“可她对先差跑法的熟练程度,以及直线尤其是末脚的冲刺,仍旧不是你现在就能轻言战胜的。”
他又取出另一份资料:
“朗日清天是不亚于黄金船的劲敌。
“确实,她和黄金船在日本杯上都输给了湘南魔瓶。
“但别忘了,天皇赏秋,湘南魔瓶只有四着,朗日清天才是一着。
“或许日本杯是天秋之后没能调整好才导致的失利,但接下来的有马纪念,我不认为她会再犯同样的失误。”
又是几份资料被拿出:
“还有黄金伶人。
“我原本打算明天再跟你分析这位对手,恰好你来了,我可以先和你说明一些关键。
“她和你一样擅长领放,并且作为前辈,她在领放位争夺上的难缠程度,绝对会超过丝带凯歌这样的同期。
“还有胜之石,她在有马纪念上很可能也采取领放跑法,并且也是经验丰富。
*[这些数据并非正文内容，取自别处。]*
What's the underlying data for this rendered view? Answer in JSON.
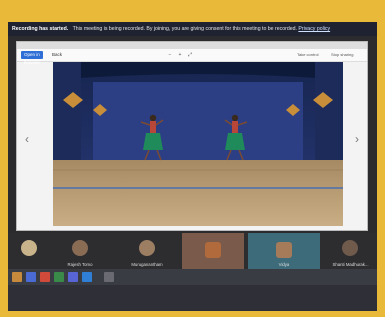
{
  "banner": {
    "title": "Recording has started.",
    "message": "This meeting is being recorded. By joining, you are giving consent for this meeting to be recorded.",
    "link": "Privacy policy"
  },
  "toolbar": {
    "primary_label": "Open in browser",
    "back_label": "Back",
    "right_labels": [
      "Take control",
      "Stop sharing"
    ]
  },
  "participants": [
    {
      "name": "Rajesh Tomo",
      "avatar_color": "#c9b38a"
    },
    {
      "name": "Muruganantham",
      "avatar_color": "#8a6c55"
    },
    {
      "name": "",
      "avatar_color": "#9c7f63"
    },
    {
      "name": "",
      "avatar_color": "#b16a3c"
    },
    {
      "name": "Vidya",
      "avatar_color": "#a57b5a"
    },
    {
      "name": "Shanti Madhurak...",
      "avatar_color": "#6f5a4b"
    }
  ],
  "icons": {
    "prev": "‹",
    "next": "›"
  }
}
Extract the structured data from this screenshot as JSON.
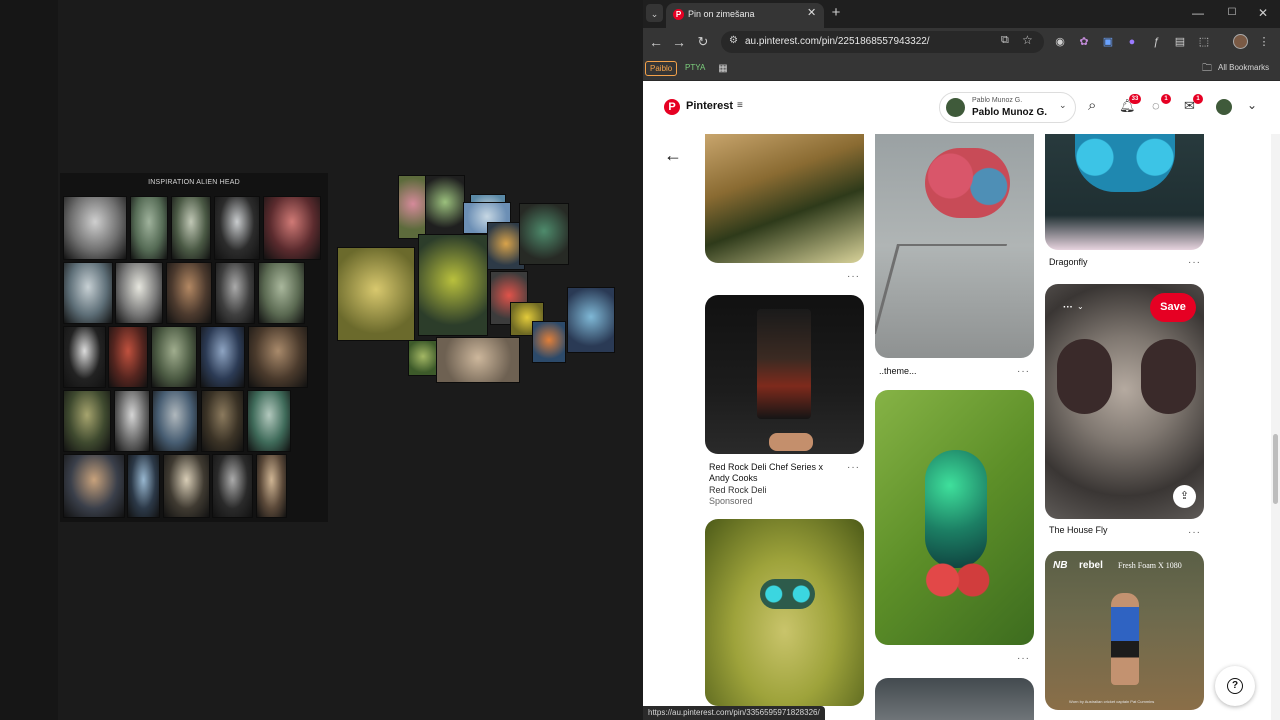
{
  "board": {
    "title": "INSPIRATION ALIEN HEAD"
  },
  "browser": {
    "tab_title": "Pin on zimešana",
    "url": "au.pinterest.com/pin/2251868557943322/",
    "new_tab": "+",
    "bookmarks": [
      {
        "label": "Paiblo"
      },
      {
        "label": "PTYA"
      }
    ],
    "all_bookmarks": "All Bookmarks",
    "status_url": "https://au.pinterest.com/pin/3356595971828326/"
  },
  "pinterest": {
    "logo_text": "Pinterest",
    "account_small": "Pablo Munoz G.",
    "account_name": "Pablo Munoz G.",
    "notif_count": "33",
    "msg_count": "1",
    "updates_count": "1",
    "help": "?"
  },
  "pins": {
    "col1": [
      {
        "caption": "",
        "more": "···"
      },
      {
        "caption": "Red Rock Deli Chef Series x Andy Cooks",
        "source": "Red Rock Deli",
        "tag": "Sponsored",
        "more": "···"
      },
      {
        "caption": "",
        "more": ""
      }
    ],
    "col2": [
      {
        "caption": "..theme...",
        "more": "···"
      },
      {
        "caption": "",
        "more": "···"
      }
    ],
    "col3": [
      {
        "caption": "Dragonfly",
        "more": "···"
      },
      {
        "caption": "The House Fly",
        "more": "···",
        "save_label": "Save",
        "board_menu": "···"
      },
      {
        "caption": "",
        "brand": "rebel",
        "ad_title": "Fresh Foam X 1080",
        "ad_note": "Worn by Australian cricket captain Pat Cummins"
      }
    ]
  },
  "colors": {
    "pinterest_red": "#e60023",
    "browser_dark": "#1f1f1f",
    "toolbar": "#353535"
  }
}
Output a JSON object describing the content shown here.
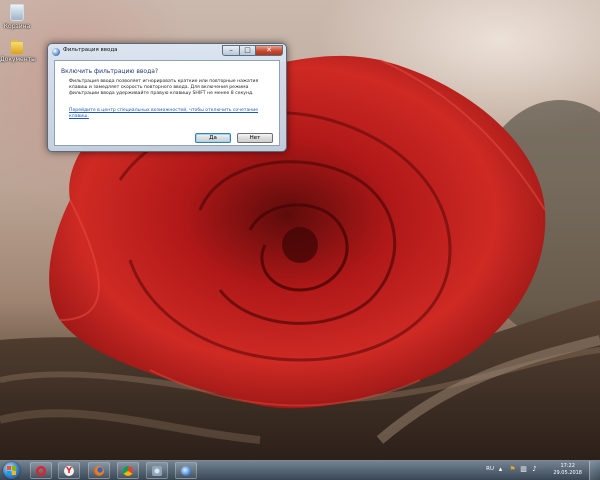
{
  "desktop": {
    "icons": [
      {
        "name": "recycle-bin",
        "label": "Корзина"
      },
      {
        "name": "folder",
        "label": "Документы"
      }
    ]
  },
  "dialog": {
    "title": "Фильтрация ввода",
    "question": "Включить фильтрацию ввода?",
    "description": "Фильтрация ввода позволяет игнорировать краткие или повторные нажатия клавиш и замедляет скорость повторного ввода. Для включения режима фильтрации ввода удерживайте правую клавишу SHIFT не менее 8 секунд.",
    "link": "Перейдите в центр специальных возможностей, чтобы отключить сочетание клавиш.",
    "yes_label": "Да",
    "no_label": "Нет",
    "close_glyph": "✕",
    "maximize_glyph": "□",
    "minimize_glyph": "–"
  },
  "taskbar": {
    "pinned": [
      {
        "name": "opera",
        "color": "#e0202a"
      },
      {
        "name": "yandex-browser",
        "color": "#f2f2f2"
      },
      {
        "name": "firefox",
        "color": "#f08a1c"
      },
      {
        "name": "chrome",
        "color": "#2e9b48"
      },
      {
        "name": "control-panel",
        "color": "#9bb0c4"
      },
      {
        "name": "accessibility",
        "color": "#4b8ad6"
      }
    ],
    "language": "RU",
    "time": "17:22",
    "date": "29.05.2018"
  }
}
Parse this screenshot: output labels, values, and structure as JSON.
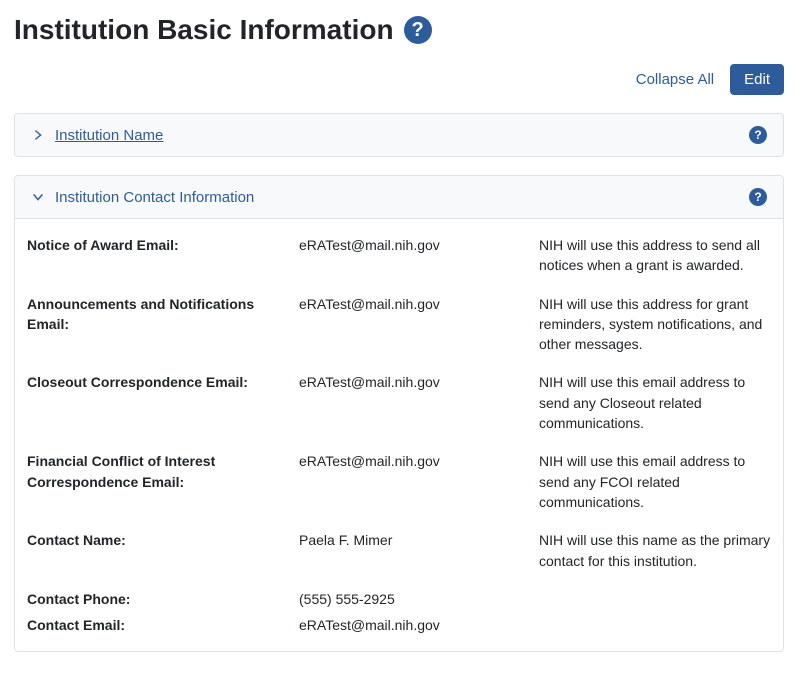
{
  "header": {
    "title": "Institution Basic Information"
  },
  "actions": {
    "collapse_all": "Collapse All",
    "edit": "Edit"
  },
  "panels": {
    "name": {
      "title": "Institution Name"
    },
    "contact": {
      "title": "Institution Contact Information",
      "fields": {
        "notice_award": {
          "label": "Notice of Award Email:",
          "value": "eRATest@mail.nih.gov",
          "desc": "NIH will use this address to send all notices when a grant is awarded."
        },
        "announcements": {
          "label": "Announcements and Notifications Email:",
          "value": "eRATest@mail.nih.gov",
          "desc": "NIH will use this address for grant reminders, system notifications, and other messages."
        },
        "closeout": {
          "label": "Closeout Correspondence Email:",
          "value": "eRATest@mail.nih.gov",
          "desc": "NIH will use this email address to send any Closeout related communications."
        },
        "fcoi": {
          "label": "Financial Conflict of Interest Correspondence Email:",
          "value": "eRATest@mail.nih.gov",
          "desc": "NIH will use this email address to send any FCOI related communications."
        },
        "contact_name": {
          "label": "Contact Name:",
          "value": "Paela F. Mimer",
          "desc": "NIH will use this name as the primary contact for this institution."
        },
        "contact_phone": {
          "label": "Contact Phone:",
          "value": "(555) 555-2925",
          "desc": ""
        },
        "contact_email": {
          "label": "Contact Email:",
          "value": "eRATest@mail.nih.gov",
          "desc": ""
        }
      }
    }
  }
}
”
说到这里,安井真顿了顿,扳起指头:
“你一个,万籁争鸣一个,黄金伶人,胜之石。
“先不谈其他,光是你们四个的存在,这场有马纪念就极有可能和你的菊赏一样,一开场就陷入领放位的苦战。
“不,应该是更艰难的鏖战。
“更重要的是,中山赛场可是没有京都赛场第四弯道的突围机会。
“如果你开场抢不到领放位,后边抢到的可能性……”
手指在一堆资料上敲了敲,他加重了语气:
“基本等于没有。”
说到这里,注视着北部玄驹此刻沉思的神情,回想着刚刚她从若有所思到迷茫、再到惊愕、再到此刻沉思的神态变化,安井真良久没再出声。
安井真一连串条理清晰、分析入微的叙述中,北部玄驹的脑海里,以往按部就班的训练场景、这一个多月为有把几年备战的画面,如同快速播放的影片般不断穿插、交织、串联起来。
以往在她的认知里,比赛似乎仅仅意味着脚下的跑道、既定的跑法以及提前规划好的战术。
至于对手,也只是在赛前指示时,才会在她脑海里逐渐勾勒出的模糊轮廓。
就像是丝带凯歌,若不是圣烈特纪念前的矛盾,她恐怕要到比赛场上才会正视起对方,甚至还要到争抢领放位时。
然而此刻,这种认知却被一股无形的力量重塑起来。
就仿佛原本只是一张平面画卷,在瞬间被赋予了丰富的色彩与层次,变得立体而鲜活起来。
整个比赛不再仅仅是简单的竞技,而是异常充满了挑战与机遇的复杂博弈。
那些对手们也不再是“同期”、“前辈”、“经典年”、“古马年”、“好友”、“对手”这样单薄的字眼,而是从一开始就活跃在她的比赛世界里的强大竞争者。
她们的特点、优势、弱点,此刻都像是星光一样,在她眼前闪耀着。
更让她惊讶的是,曾经那些或纠结、或侥幸、或不安的小心思、小感受,此刻也都毫无保留地展现在她的内心深处。
而她竟然能以一种旁观者的冷静姿态去审视它们,而不是为之所困。
这种平面转为立体、主观感受和客观审视的感觉虽然很微妙、淡薄,似乎一碰就碎,却真实存在着,让她不禁为之震撼。
与此同时,她隐隐觉得,自己真真切切触摸到了安井真平日工作的冰山一角。